Most drivers think mobile use okay
DRIVERS might know the laws of the road but they do not agree with them -- with many refusing to accept that speeding or driving while using a mobile phone is dangerous.
The alarming findings are included in a report by the Road Safety Authority, which found half of all motorists here believe they can safely break the speed limit on main roads.
And most Irish drivers do not think using a mobile phone while behind the wheel is dangerous.
The RSA report comes as gardai mount an Easter weekend offensive yesterday, aimed at curbing speeding, drink driving and mobile phone use.
Extra checkpoints will be mounted nationwide over the high risk two-week period.
The RSA report also found:
- Younger drivers in particular do not perceive that driving with a mobile phone in their hand is dangerous.
- Only 1pc of 17-24 year-olds rate mobile phone use as most dangerous.
- Comfort with speeding is especially high in the commuter belt counties surrounding Dublin.
- Driving under the influence of alcohol is considered the most dangerous behaviour, with 33pc placing it as the highest risk factor.

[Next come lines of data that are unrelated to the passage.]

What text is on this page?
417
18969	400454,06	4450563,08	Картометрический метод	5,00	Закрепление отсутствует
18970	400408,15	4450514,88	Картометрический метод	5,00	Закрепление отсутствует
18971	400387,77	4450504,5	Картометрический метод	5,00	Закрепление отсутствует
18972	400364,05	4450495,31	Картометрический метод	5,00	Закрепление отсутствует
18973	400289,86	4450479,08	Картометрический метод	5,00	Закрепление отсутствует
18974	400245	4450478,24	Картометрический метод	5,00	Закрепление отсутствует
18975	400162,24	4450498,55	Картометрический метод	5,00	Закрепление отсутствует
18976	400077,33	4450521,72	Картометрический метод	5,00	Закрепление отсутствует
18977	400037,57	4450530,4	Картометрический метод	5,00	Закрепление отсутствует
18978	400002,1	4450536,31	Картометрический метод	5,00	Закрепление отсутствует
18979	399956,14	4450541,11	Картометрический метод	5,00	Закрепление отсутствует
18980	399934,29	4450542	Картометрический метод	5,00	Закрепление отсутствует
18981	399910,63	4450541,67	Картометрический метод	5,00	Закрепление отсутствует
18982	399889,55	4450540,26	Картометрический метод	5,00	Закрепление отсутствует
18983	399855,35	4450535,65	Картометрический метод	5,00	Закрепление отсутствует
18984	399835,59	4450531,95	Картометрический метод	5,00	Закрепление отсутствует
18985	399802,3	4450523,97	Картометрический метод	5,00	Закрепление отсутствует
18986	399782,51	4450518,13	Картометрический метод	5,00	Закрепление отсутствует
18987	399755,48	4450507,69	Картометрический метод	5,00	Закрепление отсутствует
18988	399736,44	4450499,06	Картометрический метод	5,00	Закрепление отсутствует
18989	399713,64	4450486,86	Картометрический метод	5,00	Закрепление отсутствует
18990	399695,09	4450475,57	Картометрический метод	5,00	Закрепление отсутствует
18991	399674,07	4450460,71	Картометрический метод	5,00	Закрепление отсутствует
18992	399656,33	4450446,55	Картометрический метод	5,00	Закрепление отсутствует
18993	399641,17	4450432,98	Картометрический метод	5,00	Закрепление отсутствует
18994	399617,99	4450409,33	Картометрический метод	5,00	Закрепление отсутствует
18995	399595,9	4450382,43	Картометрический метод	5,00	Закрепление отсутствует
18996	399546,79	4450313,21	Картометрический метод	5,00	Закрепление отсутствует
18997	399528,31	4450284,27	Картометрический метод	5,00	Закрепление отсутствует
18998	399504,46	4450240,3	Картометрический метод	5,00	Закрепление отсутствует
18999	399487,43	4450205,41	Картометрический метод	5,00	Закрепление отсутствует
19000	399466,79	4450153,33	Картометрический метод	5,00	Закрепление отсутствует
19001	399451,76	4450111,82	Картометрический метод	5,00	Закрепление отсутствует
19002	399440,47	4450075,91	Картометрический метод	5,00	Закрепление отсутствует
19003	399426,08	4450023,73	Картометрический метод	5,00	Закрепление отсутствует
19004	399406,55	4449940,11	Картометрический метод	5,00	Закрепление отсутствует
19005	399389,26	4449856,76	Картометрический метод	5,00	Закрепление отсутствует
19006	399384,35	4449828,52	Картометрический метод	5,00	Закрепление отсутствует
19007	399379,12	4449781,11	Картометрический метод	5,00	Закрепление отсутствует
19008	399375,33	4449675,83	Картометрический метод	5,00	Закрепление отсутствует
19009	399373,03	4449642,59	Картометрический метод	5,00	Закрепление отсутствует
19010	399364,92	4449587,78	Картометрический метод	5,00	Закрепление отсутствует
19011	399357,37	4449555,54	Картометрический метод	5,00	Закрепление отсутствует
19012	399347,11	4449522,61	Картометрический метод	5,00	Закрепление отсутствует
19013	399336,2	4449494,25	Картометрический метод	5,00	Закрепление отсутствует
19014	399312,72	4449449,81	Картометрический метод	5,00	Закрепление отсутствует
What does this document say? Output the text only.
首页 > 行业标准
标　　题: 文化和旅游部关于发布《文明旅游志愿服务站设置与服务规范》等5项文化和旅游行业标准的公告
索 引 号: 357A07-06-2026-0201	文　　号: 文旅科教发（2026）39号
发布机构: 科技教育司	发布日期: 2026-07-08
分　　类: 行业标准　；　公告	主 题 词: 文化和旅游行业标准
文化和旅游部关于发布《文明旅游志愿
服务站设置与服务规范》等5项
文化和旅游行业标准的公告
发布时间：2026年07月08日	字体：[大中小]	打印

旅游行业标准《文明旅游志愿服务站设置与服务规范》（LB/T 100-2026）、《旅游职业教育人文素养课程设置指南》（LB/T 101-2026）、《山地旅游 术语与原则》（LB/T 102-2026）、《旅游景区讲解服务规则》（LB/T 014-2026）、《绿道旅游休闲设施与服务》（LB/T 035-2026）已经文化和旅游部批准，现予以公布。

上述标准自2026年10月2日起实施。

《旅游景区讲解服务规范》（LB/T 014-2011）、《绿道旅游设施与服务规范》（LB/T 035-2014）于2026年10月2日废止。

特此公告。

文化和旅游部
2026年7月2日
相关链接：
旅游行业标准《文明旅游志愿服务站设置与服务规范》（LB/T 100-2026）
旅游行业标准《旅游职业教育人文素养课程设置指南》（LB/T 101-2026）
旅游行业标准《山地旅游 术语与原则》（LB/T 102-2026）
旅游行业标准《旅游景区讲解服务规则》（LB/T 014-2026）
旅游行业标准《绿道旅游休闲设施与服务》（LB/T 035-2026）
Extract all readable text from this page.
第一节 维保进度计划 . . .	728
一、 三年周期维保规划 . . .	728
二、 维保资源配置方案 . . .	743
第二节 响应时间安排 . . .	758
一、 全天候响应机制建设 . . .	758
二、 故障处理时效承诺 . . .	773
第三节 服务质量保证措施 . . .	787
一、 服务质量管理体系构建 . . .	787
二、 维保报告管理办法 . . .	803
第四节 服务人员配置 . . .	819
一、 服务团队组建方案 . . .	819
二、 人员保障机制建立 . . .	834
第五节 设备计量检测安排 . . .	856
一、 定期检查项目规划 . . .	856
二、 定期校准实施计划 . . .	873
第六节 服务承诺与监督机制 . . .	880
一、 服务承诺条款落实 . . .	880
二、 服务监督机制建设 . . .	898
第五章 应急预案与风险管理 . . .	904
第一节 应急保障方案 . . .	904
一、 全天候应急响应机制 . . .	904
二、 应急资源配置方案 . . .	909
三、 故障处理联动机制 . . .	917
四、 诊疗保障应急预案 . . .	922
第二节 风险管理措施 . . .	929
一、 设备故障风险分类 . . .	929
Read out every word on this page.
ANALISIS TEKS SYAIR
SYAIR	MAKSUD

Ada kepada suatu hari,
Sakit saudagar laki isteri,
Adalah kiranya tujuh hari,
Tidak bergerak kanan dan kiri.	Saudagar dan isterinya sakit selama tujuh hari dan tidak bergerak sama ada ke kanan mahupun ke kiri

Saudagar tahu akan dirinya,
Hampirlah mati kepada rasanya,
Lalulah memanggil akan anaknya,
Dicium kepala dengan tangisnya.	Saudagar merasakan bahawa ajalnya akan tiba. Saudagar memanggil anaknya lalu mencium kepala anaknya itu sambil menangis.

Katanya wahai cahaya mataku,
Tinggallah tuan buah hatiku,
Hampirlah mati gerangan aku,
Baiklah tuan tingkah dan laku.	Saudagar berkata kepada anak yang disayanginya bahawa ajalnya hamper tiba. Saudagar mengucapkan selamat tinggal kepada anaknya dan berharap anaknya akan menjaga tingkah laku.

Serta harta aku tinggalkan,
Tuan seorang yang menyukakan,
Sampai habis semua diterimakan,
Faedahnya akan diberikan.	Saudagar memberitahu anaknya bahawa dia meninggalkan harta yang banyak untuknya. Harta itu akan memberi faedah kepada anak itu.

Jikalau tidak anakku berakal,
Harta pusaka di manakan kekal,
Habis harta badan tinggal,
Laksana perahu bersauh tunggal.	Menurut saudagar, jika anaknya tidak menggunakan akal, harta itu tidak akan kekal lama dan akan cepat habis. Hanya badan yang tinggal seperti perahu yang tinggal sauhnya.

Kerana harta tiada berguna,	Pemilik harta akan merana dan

- Alcohol is especially seen as the key danger factor by those in their early 20s.
The research was conducted by Behaviour & Attitudes on behalf of the RSA among a nationally representative sample of 1,000 adults during October--November 2010 and January 2011.
Assistant Garda Commissioner John Twomey said the research showed that younger drivers in particular did not seem to appreciate the dangers of using mobile phones when driving.
Talking on the phone and texting seemed to be perceived by this group as harmless.
"Holding a phone or texting while driving distracts the driver's attention from the road and can lead to fatal consequences," said Mr Twomey.
He expressed concern that over the recent St Patrick's holiday period there was an increase in the number of drivers caught drink driving and speeding at the same time.
"The refusal of drivers to change their behaviour in relation to drink driving and speeding has contributed to the increase in deaths and injuries on our roads compared to this time last year.
"Drivers persist in taking chances -- chances with their own life and all others that they meet on the road."
With the Easter and May bank holidays approaching, gardai appealed to drivers to help curb the carnage.
A total of 61 people have died on our roads so far this year, an increase of six compared with the same period last year.
In the past two years 13 people were killed and 33 people were seriously injured on Irish roads over the two bank holiday weekends.
Mr Twomey said: "I am asking every person in Ireland that use the roads to make a commitment that they will do so safely and with care and consideration for the other people they meet along the way."